Pada fase statis biasanya sel
melakukan adaptasi terhadap kondisi yang kurang menguntungkan. Adaptasi ini
dapat menghasilkan senyawa yang di inginkan manusia misalnya antibiotika dan
antioksidan (Purwoko, 2007).
4. Fase Kematian
Pada fase ini sel menjadi mati lebih
cepat dari pada terbentuknya sel-sel baru, laju kematian mengalami percepatan
menjadi eksponensial bergantung pada spesiesnya, semua sel mati dalam waktu
beberapa hari atau beberapa bulan (Pelczar, 2005).

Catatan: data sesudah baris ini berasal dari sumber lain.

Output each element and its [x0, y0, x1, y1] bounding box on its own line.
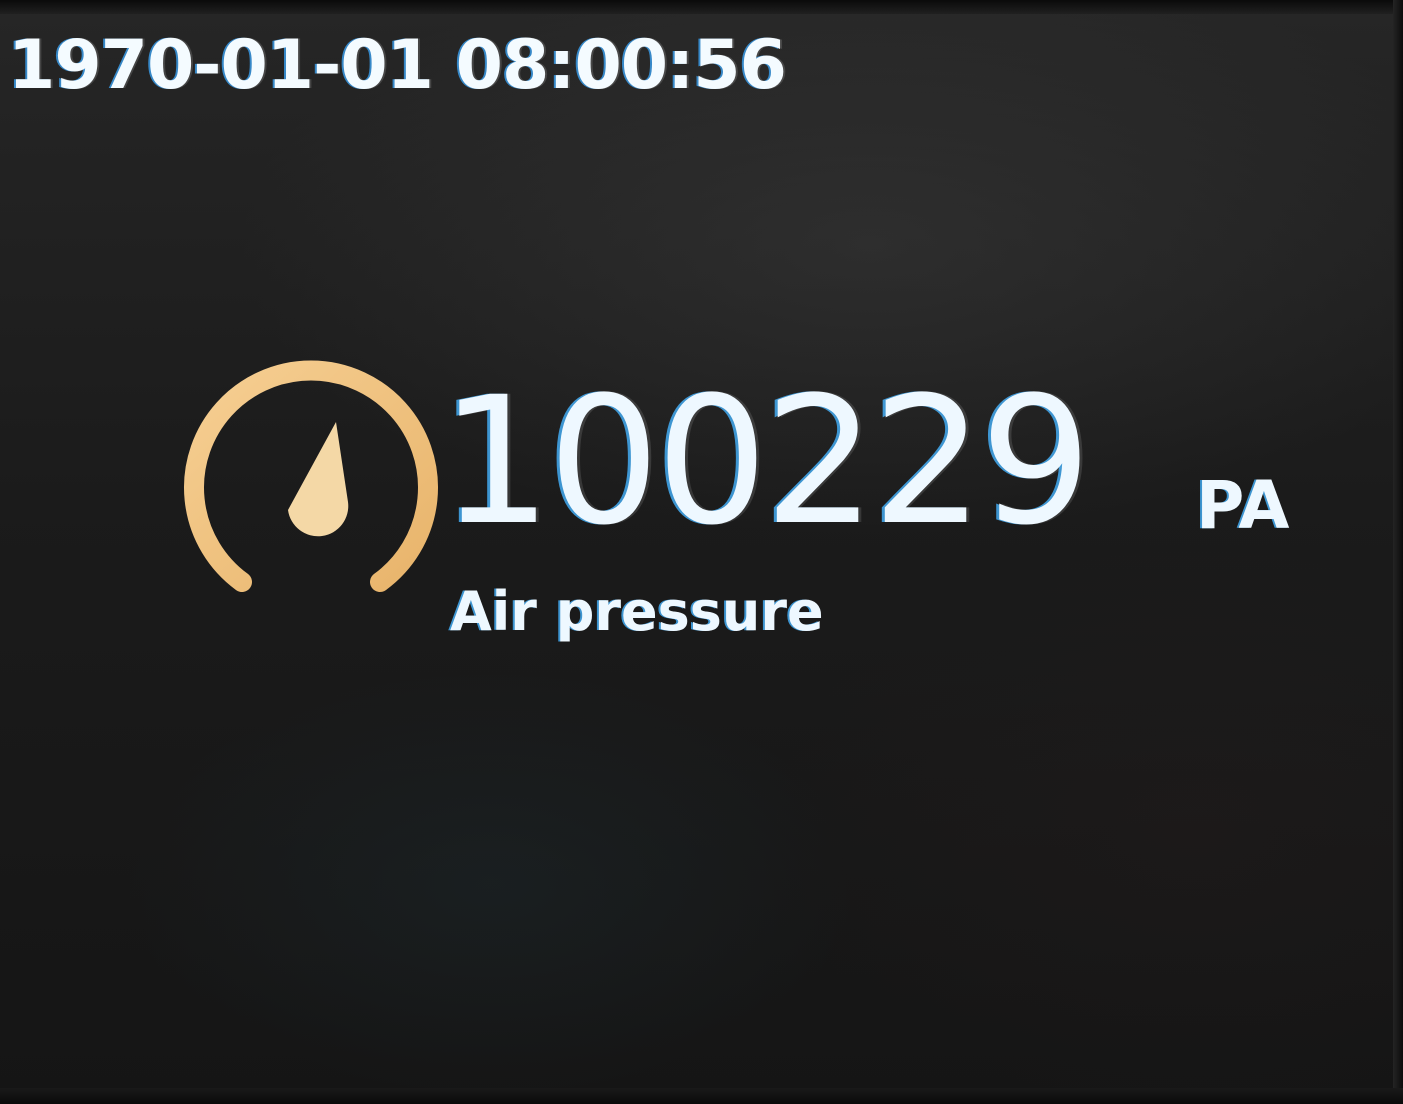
screen-bezel-right — [1393, 0, 1403, 1104]
gauge-icon — [176, 350, 446, 600]
screen-bezel-bottom — [0, 1088, 1403, 1104]
screen-bezel-top — [0, 0, 1403, 14]
datetime-display: 1970-01-01 08:00:56 — [8, 26, 787, 105]
pressure-unit: PA — [1196, 467, 1290, 544]
sensor-label: Air pressure — [450, 580, 824, 643]
pressure-value: 100229 — [440, 359, 1092, 564]
device-screen: 1970-01-01 08:00:56 100229 PA Air pressu… — [0, 0, 1403, 1104]
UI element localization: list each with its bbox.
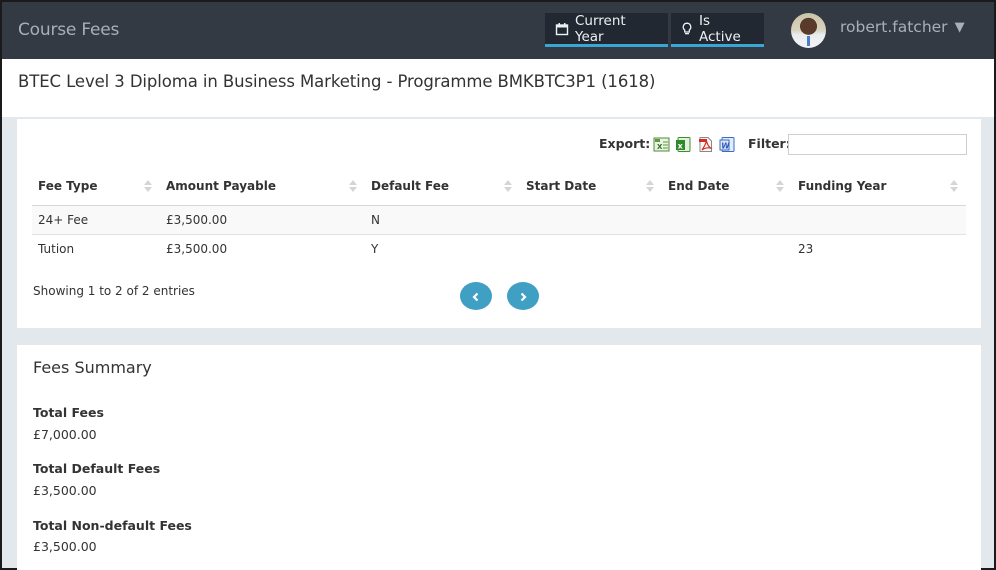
filter-label: Filter: xyxy=(748,136,791,151)
column-header-start-date[interactable]: Start Date xyxy=(520,167,662,206)
word-icon[interactable]: W xyxy=(719,136,736,153)
is-active-label: Is Active xyxy=(699,12,741,45)
sort-icon[interactable] xyxy=(349,178,357,194)
fees-summary-title: Fees Summary xyxy=(33,358,152,377)
csv-icon[interactable]: X xyxy=(653,136,670,153)
chevron-right-icon xyxy=(518,287,528,306)
is-active-button[interactable]: Is Active xyxy=(671,13,764,47)
user-menu[interactable]: robert.fatcher ▼ xyxy=(840,18,965,36)
total-default-fees-label: Total Default Fees xyxy=(33,461,161,476)
chevron-left-icon xyxy=(471,287,481,306)
filter-input[interactable] xyxy=(788,134,967,155)
total-default-fees-value: £3,500.00 xyxy=(33,483,97,498)
page-header: BTEC Level 3 Diploma in Business Marketi… xyxy=(2,59,994,117)
cell-funding-year: 23 xyxy=(798,241,814,256)
total-fees-label: Total Fees xyxy=(33,405,104,420)
column-header-end-date[interactable]: End Date xyxy=(662,167,792,206)
cell-funding-year xyxy=(792,205,966,235)
cell-default-fee: Y xyxy=(371,241,379,256)
top-navbar: Course Fees Current Year Is Active rober… xyxy=(2,0,994,59)
lightbulb-icon xyxy=(681,22,693,36)
sort-icon[interactable] xyxy=(776,178,784,194)
table-info: Showing 1 to 2 of 2 entries xyxy=(33,284,195,298)
cell-default-fee: N xyxy=(365,205,520,235)
pdf-icon[interactable] xyxy=(697,136,714,153)
cell-start-date xyxy=(520,205,662,235)
table-row[interactable]: 24+ Fee £3,500.00 N xyxy=(32,205,966,235)
fees-table-panel: Export: X x W Filter: Fee Type Amount Pa… xyxy=(17,119,981,328)
svg-text:x: x xyxy=(678,142,684,151)
export-icons: X x W xyxy=(653,136,736,153)
fees-summary-panel: Fees Summary Total Fees £7,000.00 Total … xyxy=(17,345,981,570)
calendar-icon xyxy=(555,22,569,36)
sort-icon[interactable] xyxy=(144,178,152,194)
export-label: Export: xyxy=(599,136,651,151)
cell-end-date xyxy=(662,205,792,235)
sort-icon[interactable] xyxy=(950,178,958,194)
sort-icon[interactable] xyxy=(646,178,654,194)
svg-text:X: X xyxy=(657,143,663,151)
total-non-default-fees-label: Total Non-default Fees xyxy=(33,518,192,533)
excel-icon[interactable]: x xyxy=(675,136,692,153)
next-page-button[interactable] xyxy=(507,282,539,310)
cell-fee-type: Tution xyxy=(38,241,75,256)
cell-amount-payable: £3,500.00 xyxy=(166,241,228,256)
page-title: BTEC Level 3 Diploma in Business Marketi… xyxy=(18,72,656,91)
current-year-button[interactable]: Current Year xyxy=(545,13,668,47)
cell-end-date xyxy=(662,234,792,263)
caret-down-icon: ▼ xyxy=(954,19,965,35)
column-header-default-fee[interactable]: Default Fee xyxy=(365,167,520,206)
cell-fee-type: 24+ Fee xyxy=(32,205,160,235)
svg-text:W: W xyxy=(721,142,730,151)
fees-table: Fee Type Amount Payable Default Fee Star… xyxy=(32,167,966,263)
cell-start-date xyxy=(520,234,662,263)
current-year-label: Current Year xyxy=(575,12,626,45)
cell-amount-payable: £3,500.00 xyxy=(160,205,365,235)
table-row[interactable]: Tution £3,500.00 Y 23 xyxy=(32,234,966,263)
previous-page-button[interactable] xyxy=(460,282,492,310)
total-non-default-fees-value: £3,500.00 xyxy=(33,539,97,554)
table-header-row: Fee Type Amount Payable Default Fee Star… xyxy=(32,167,966,206)
username-label: robert.fatcher xyxy=(840,18,948,36)
user-avatar[interactable] xyxy=(791,13,826,48)
column-header-funding-year[interactable]: Funding Year xyxy=(792,167,966,206)
column-header-amount-payable[interactable]: Amount Payable xyxy=(160,167,365,206)
column-header-fee-type[interactable]: Fee Type xyxy=(32,167,160,206)
total-fees-value: £7,000.00 xyxy=(33,427,97,442)
app-title: Course Fees xyxy=(18,20,120,40)
sort-icon[interactable] xyxy=(504,178,512,194)
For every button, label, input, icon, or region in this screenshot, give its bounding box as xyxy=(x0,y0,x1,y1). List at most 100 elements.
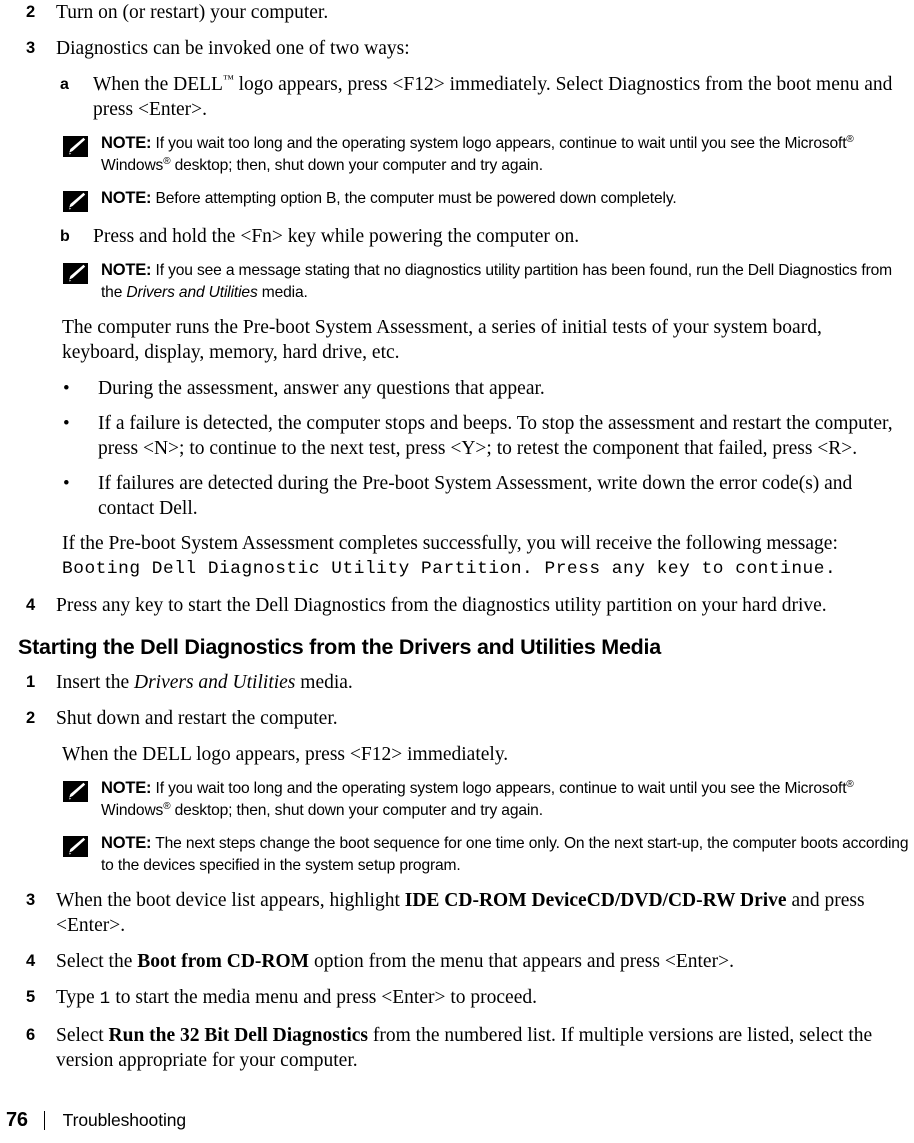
note-text: NOTE: The next steps change the boot seq… xyxy=(101,833,914,876)
list-item: 6 Select Run the 32 Bit Dell Diagnostics… xyxy=(0,1023,914,1073)
trademark-symbol: ™ xyxy=(222,73,234,86)
step-mono-value: 1 xyxy=(99,989,111,1009)
registered-symbol: ® xyxy=(846,778,854,790)
list-item: b Press and hold the <Fn> key while powe… xyxy=(0,224,914,249)
substep-text: When the DELL™ logo appears, press <F12>… xyxy=(93,72,914,122)
list-item: 4 Select the Boot from CD-ROM option fro… xyxy=(0,949,914,974)
note-callout: NOTE: If you wait too long and the opera… xyxy=(0,778,914,821)
step-text: Select Run the 32 Bit Dell Diagnostics f… xyxy=(56,1023,914,1073)
paragraph-assessment: The computer runs the Pre-boot System As… xyxy=(62,317,822,363)
substep-text-part1: When the DELL xyxy=(93,74,223,95)
document-page: 2 Turn on (or restart) your computer. 3 … xyxy=(0,0,914,1143)
step-text: Insert the Drivers and Utilities media. xyxy=(56,670,914,695)
note-label: NOTE: xyxy=(101,261,152,279)
step-bold-term: IDE CD-ROM DeviceCD/DVD/CD-RW Drive xyxy=(404,890,787,911)
pencil-note-icon xyxy=(63,263,88,284)
list-item: 2 Shut down and restart the computer. xyxy=(0,706,914,731)
page-footer: 76 Troubleshooting xyxy=(0,1097,914,1143)
step-number: 2 xyxy=(26,3,35,21)
note-text-part3: desktop; then, shut down your computer a… xyxy=(170,801,543,819)
substep-text: Press and hold the <Fn> key while poweri… xyxy=(93,226,580,247)
paragraph-dell-logo: When the DELL logo appears, press <F12> … xyxy=(62,744,509,765)
bullet-glyph: • xyxy=(63,378,70,399)
pencil-note-icon xyxy=(63,836,88,857)
pencil-note-icon xyxy=(63,136,88,157)
note-text-part1: If you wait too long and the operating s… xyxy=(151,135,847,152)
paragraph-success: If the Pre-boot System Assessment comple… xyxy=(62,531,914,582)
step-text-part1: Select xyxy=(56,1025,109,1046)
note-text: NOTE: If you wait too long and the opera… xyxy=(101,778,914,821)
note-callout: NOTE: Before attempting option B, the co… xyxy=(0,188,914,212)
step-bold-term: Run the 32 Bit Dell Diagnostics xyxy=(108,1025,369,1046)
list-item: 3 Diagnostics can be invoked one of two … xyxy=(0,36,914,61)
step-text-part1: Type xyxy=(56,987,100,1008)
footer-section-title: Troubleshooting xyxy=(62,1109,187,1130)
step-italic-title: Drivers and Utilities xyxy=(133,672,296,693)
bullet-text: During the assessment, answer any questi… xyxy=(98,378,545,399)
note-italic-title: Drivers and Utilities xyxy=(126,283,258,301)
note-label: NOTE: xyxy=(101,834,152,852)
step-text-part1: When the boot device list appears, highl… xyxy=(56,890,405,911)
pencil-note-icon xyxy=(63,781,88,802)
note-label: NOTE: xyxy=(101,189,152,207)
substep-letter: b xyxy=(60,228,70,245)
list-item: • During the assessment, answer any ques… xyxy=(0,376,914,401)
step-text-part2: to start the media menu and press <Enter… xyxy=(110,987,537,1008)
note-text-part2: media. xyxy=(257,283,308,301)
footer-separator xyxy=(43,1110,45,1130)
list-item: 5 Type 1 to start the media menu and pre… xyxy=(0,985,914,1012)
step-bold-term: Boot from CD-ROM xyxy=(137,951,310,972)
list-item: 1 Insert the Drivers and Utilities media… xyxy=(0,670,914,695)
list-item: • If a failure is detected, the computer… xyxy=(0,411,914,461)
bullet-text: If failures are detected during the Pre-… xyxy=(98,473,853,519)
registered-symbol: ® xyxy=(846,133,854,145)
note-text-body: Before attempting option B, the computer… xyxy=(151,190,677,207)
note-text: NOTE: If you wait too long and the opera… xyxy=(101,133,914,176)
note-label: NOTE: xyxy=(101,134,152,152)
note-text-part3: desktop; then, shut down your computer a… xyxy=(170,156,543,174)
step-text: Select the Boot from CD-ROM option from … xyxy=(56,949,914,974)
step-number: 1 xyxy=(26,673,35,691)
step-text: Type 1 to start the media menu and press… xyxy=(56,985,914,1012)
console-message: Booting Dell Diagnostic Utility Partitio… xyxy=(62,559,837,579)
bullet-glyph: • xyxy=(63,413,70,434)
step-number: 3 xyxy=(26,891,35,909)
list-item: 2 Turn on (or restart) your computer. xyxy=(0,0,914,25)
substep-letter: a xyxy=(60,76,69,93)
step-text: When the boot device list appears, highl… xyxy=(56,888,914,938)
step-text-part1: Select the xyxy=(56,951,138,972)
note-text-part2: Windows xyxy=(101,156,164,174)
bullet-text: If a failure is detected, the computer s… xyxy=(98,413,893,459)
step-text: Press any key to start the Dell Diagnost… xyxy=(56,595,827,616)
step-number: 5 xyxy=(26,988,35,1006)
note-label: NOTE: xyxy=(101,779,152,797)
list-item: 4 Press any key to start the Dell Diagno… xyxy=(0,593,914,618)
bullet-glyph: • xyxy=(63,473,70,494)
paragraph-success-text: If the Pre-boot System Assessment comple… xyxy=(62,533,838,554)
step-text-part1: Insert the xyxy=(56,672,134,693)
note-text-body: The next steps change the boot sequence … xyxy=(101,835,909,874)
pencil-note-icon xyxy=(63,191,88,212)
step-text-part2: media. xyxy=(295,672,353,693)
list-item: 3 When the boot device list appears, hig… xyxy=(0,888,914,938)
step-number: 4 xyxy=(26,952,35,970)
note-text: NOTE: If you see a message stating that … xyxy=(101,260,914,303)
step-text-part2: option from the menu that appears and pr… xyxy=(309,951,734,972)
step-text: Shut down and restart the computer. xyxy=(56,708,338,729)
step-number: 6 xyxy=(26,1026,35,1044)
note-text-part2: Windows xyxy=(101,801,164,819)
list-item: • If failures are detected during the Pr… xyxy=(0,471,914,521)
step-number: 3 xyxy=(26,39,35,57)
step-text: Turn on (or restart) your computer. xyxy=(56,2,329,23)
step-number: 4 xyxy=(26,596,35,614)
note-callout: NOTE: If you wait too long and the opera… xyxy=(0,133,914,176)
note-callout: NOTE: If you see a message stating that … xyxy=(0,260,914,303)
section-heading: Starting the Dell Diagnostics from the D… xyxy=(18,635,661,659)
note-text: NOTE: Before attempting option B, the co… xyxy=(101,188,914,210)
note-callout: NOTE: The next steps change the boot seq… xyxy=(0,833,914,876)
step-text: Diagnostics can be invoked one of two wa… xyxy=(56,38,410,59)
note-text-part1: If you wait too long and the operating s… xyxy=(151,780,847,797)
footer-page-number: 76 xyxy=(6,1108,28,1131)
list-item: a When the DELL™ logo appears, press <F1… xyxy=(0,72,914,122)
step-number: 2 xyxy=(26,709,35,727)
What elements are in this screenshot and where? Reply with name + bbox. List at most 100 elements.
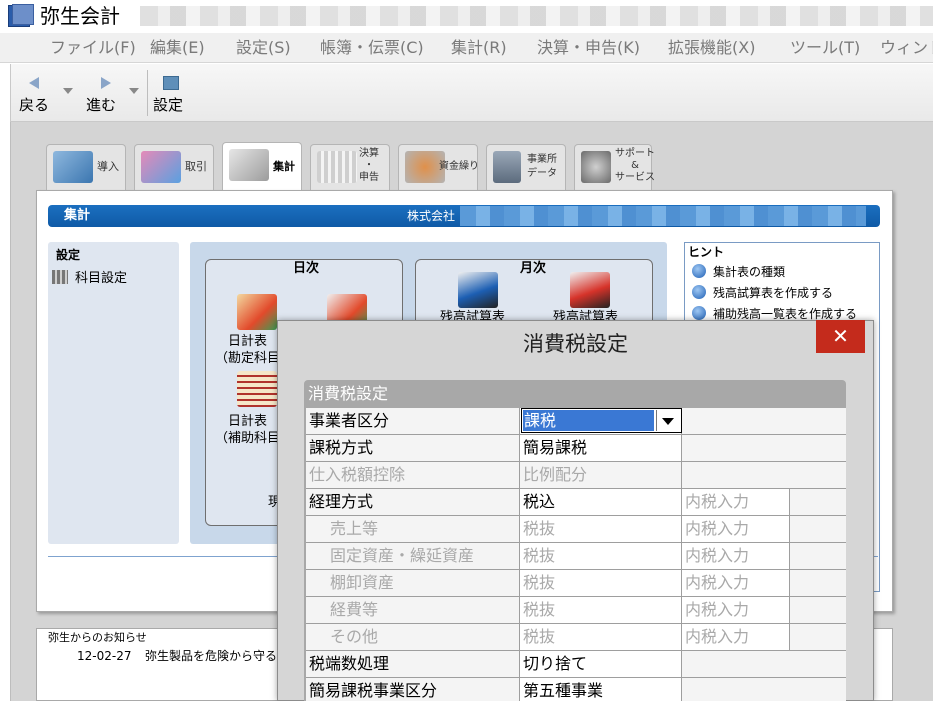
tab-closing[interactable]: 決算 ・ 申告 xyxy=(310,144,390,190)
table-row: その他 税抜 内税入力 xyxy=(306,624,846,651)
daily-report-account-link[interactable]: 日計表 （勘定科目 xyxy=(215,333,280,367)
row-sub-value: 内税入力 xyxy=(682,516,790,542)
table-row: 経理方式 税込 内税入力 xyxy=(306,489,846,516)
close-button[interactable]: ✕ xyxy=(816,320,865,353)
row-value[interactable]: 簡易課税 xyxy=(520,435,682,461)
menu-tools[interactable]: ツール(T) xyxy=(790,38,860,58)
row-value[interactable]: 税込 xyxy=(520,489,682,515)
hint-bullet-icon xyxy=(692,285,706,299)
tab-support[interactable]: サポート & サービス xyxy=(574,144,655,190)
trial-balance-icon[interactable] xyxy=(458,272,498,308)
company-name-redacted xyxy=(460,206,866,226)
forward-dropdown-icon[interactable] xyxy=(129,88,139,94)
row-value: 税抜 xyxy=(520,543,682,569)
back-arrow-icon xyxy=(29,74,45,89)
row-empty xyxy=(682,651,846,677)
settings-icon xyxy=(163,76,179,90)
hint-title: ヒント xyxy=(688,245,725,259)
dialog-title: 消費税設定 xyxy=(523,332,628,356)
row-label: 経費等 xyxy=(306,597,520,623)
business-type-selected[interactable]: 課税 xyxy=(523,410,654,431)
row-label: 仕入税額控除 xyxy=(306,462,520,488)
toolbar: 戻る 進む 設定 xyxy=(10,64,933,122)
news-title: 弥生からのお知らせ xyxy=(48,631,147,644)
row-empty xyxy=(790,489,846,515)
menu-books[interactable]: 帳簿・伝票(C) xyxy=(320,38,424,58)
monthly-title: 月次 xyxy=(520,261,547,276)
row-value: 税抜 xyxy=(520,597,682,623)
tab-office-data[interactable]: 事業所 データ xyxy=(486,144,566,190)
panel-title: 集計 xyxy=(64,208,91,223)
account-books-icon xyxy=(52,270,68,284)
row-value: 税抜 xyxy=(520,516,682,542)
window-title: 弥生会計 xyxy=(40,4,120,28)
tab-aggregate[interactable]: 集計 xyxy=(222,142,302,190)
forward-arrow-icon xyxy=(95,74,111,89)
table-row: 経費等 税抜 内税入力 xyxy=(306,597,846,624)
support-headset-icon xyxy=(581,151,611,183)
daily-report-sub-account-link[interactable]: 日計表 （補助科目 xyxy=(215,413,280,447)
hint-bullet-icon xyxy=(692,264,706,278)
hint-item[interactable]: 集計表の種類 xyxy=(692,264,785,280)
table-row: 税端数処理 切り捨て xyxy=(306,651,846,678)
row-sub-value: 内税入力 xyxy=(682,489,790,515)
row-label: 経理方式 xyxy=(306,489,520,515)
account-settings-link[interactable]: 科目設定 xyxy=(75,270,127,287)
table-row: 棚卸資産 税抜 内税入力 xyxy=(306,570,846,597)
row-empty xyxy=(790,516,846,542)
row-value: 税抜 xyxy=(520,570,682,596)
row-label: その他 xyxy=(306,624,520,650)
hint-item[interactable]: 残高試算表を作成する xyxy=(692,285,833,301)
row-empty xyxy=(682,678,846,701)
back-button[interactable]: 戻る xyxy=(19,96,49,114)
trial-balance-icon-2[interactable] xyxy=(570,272,610,308)
row-value: 税抜 xyxy=(520,624,682,650)
row-label: 固定資産・繰延資産 xyxy=(306,543,520,569)
building-icon xyxy=(493,151,521,183)
row-sub-value: 内税入力 xyxy=(682,597,790,623)
daily-title: 日次 xyxy=(293,261,320,276)
tab-introduction[interactable]: 導入 xyxy=(46,144,126,190)
menu-aggregate[interactable]: 集計(R) xyxy=(451,38,507,58)
menu-window[interactable]: ウィンドウ xyxy=(880,38,933,58)
title-redacted xyxy=(140,6,933,26)
row-value[interactable]: 第五種事業 xyxy=(520,678,682,701)
row-empty xyxy=(790,597,846,623)
introduction-icon xyxy=(53,151,93,183)
menu-closing[interactable]: 決算・申告(K) xyxy=(537,38,640,58)
row-value[interactable]: 切り捨て xyxy=(520,651,682,677)
row-sub-value: 内税入力 xyxy=(682,543,790,569)
calculator-icon xyxy=(229,149,269,181)
row-label: 棚卸資産 xyxy=(306,570,520,596)
daily-report-icon[interactable] xyxy=(237,294,277,330)
menu-extensions[interactable]: 拡張機能(X) xyxy=(668,38,755,58)
menu-file[interactable]: ファイル(F) xyxy=(50,38,136,58)
row-empty xyxy=(682,408,846,434)
menu-edit[interactable]: 編集(E) xyxy=(150,38,205,58)
row-empty xyxy=(790,624,846,650)
table-row: 固定資産・繰延資産 税抜 内税入力 xyxy=(306,543,846,570)
settings-section xyxy=(48,242,179,544)
row-empty xyxy=(790,543,846,569)
row-sub-value: 内税入力 xyxy=(682,570,790,596)
tab-cashflow[interactable]: 資金繰り xyxy=(398,144,479,190)
daily-sub-report-icon[interactable] xyxy=(237,371,277,407)
settings-button[interactable]: 設定 xyxy=(153,96,183,114)
chevron-down-icon[interactable] xyxy=(662,418,674,425)
row-sub-value: 内税入力 xyxy=(682,624,790,650)
row-label: 簡易課税事業区分 xyxy=(306,678,520,701)
grid-section-title: 消費税設定 xyxy=(308,384,389,403)
row-label: 税端数処理 xyxy=(306,651,520,677)
row-label: 事業者区分 xyxy=(306,408,520,434)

Penyebab utama kematian adalah
autolisis sel dan penurunan energi seluler. Beberapa bakteri hanya mampu
bertahan beberapa jam selama fase statis dan akhirnya masuk ke dalam fase
kematian, sementara itu beberapa bakteri hanya mampu bertahan sampai harian dan
mingguan pada fase statis dan akhirnya masuk ke fase kematian. Beberapa
bakteri bahkan mampu bertahan sampai puluhan tahun sebelum mati, yaitu dengan
mengubah sel menjadi spora (Purwoko, 2007).
PENGUKURAN SEL
Pertumbuhan mikroorganisme dapat diukur berdasarkan konsentrasi sel (jumlah sel
per satuan isi kultur) ataupun destilasi sel (berat kering dari sel-sel
persatuan isi kultur). Dua parameter ini tidak selalu sama karena berat kering
sel rata-rata bervariasi pada tahap berlainan dalam pertumbuhan kultur, kedua
para meter tersebut juga tidak bermakna sama dalam penelitian mengenai biokimia
mikroorganisme atau gizi mikroorganisme. Densitas sel adalah kuantitas yang
lebih bermakna, sedangkan dalam penelitian mengenai inaktivitas mikroorganisme,
kosentrasi sel adalah kuantitas yang bermakna (Pratiwi, 2008).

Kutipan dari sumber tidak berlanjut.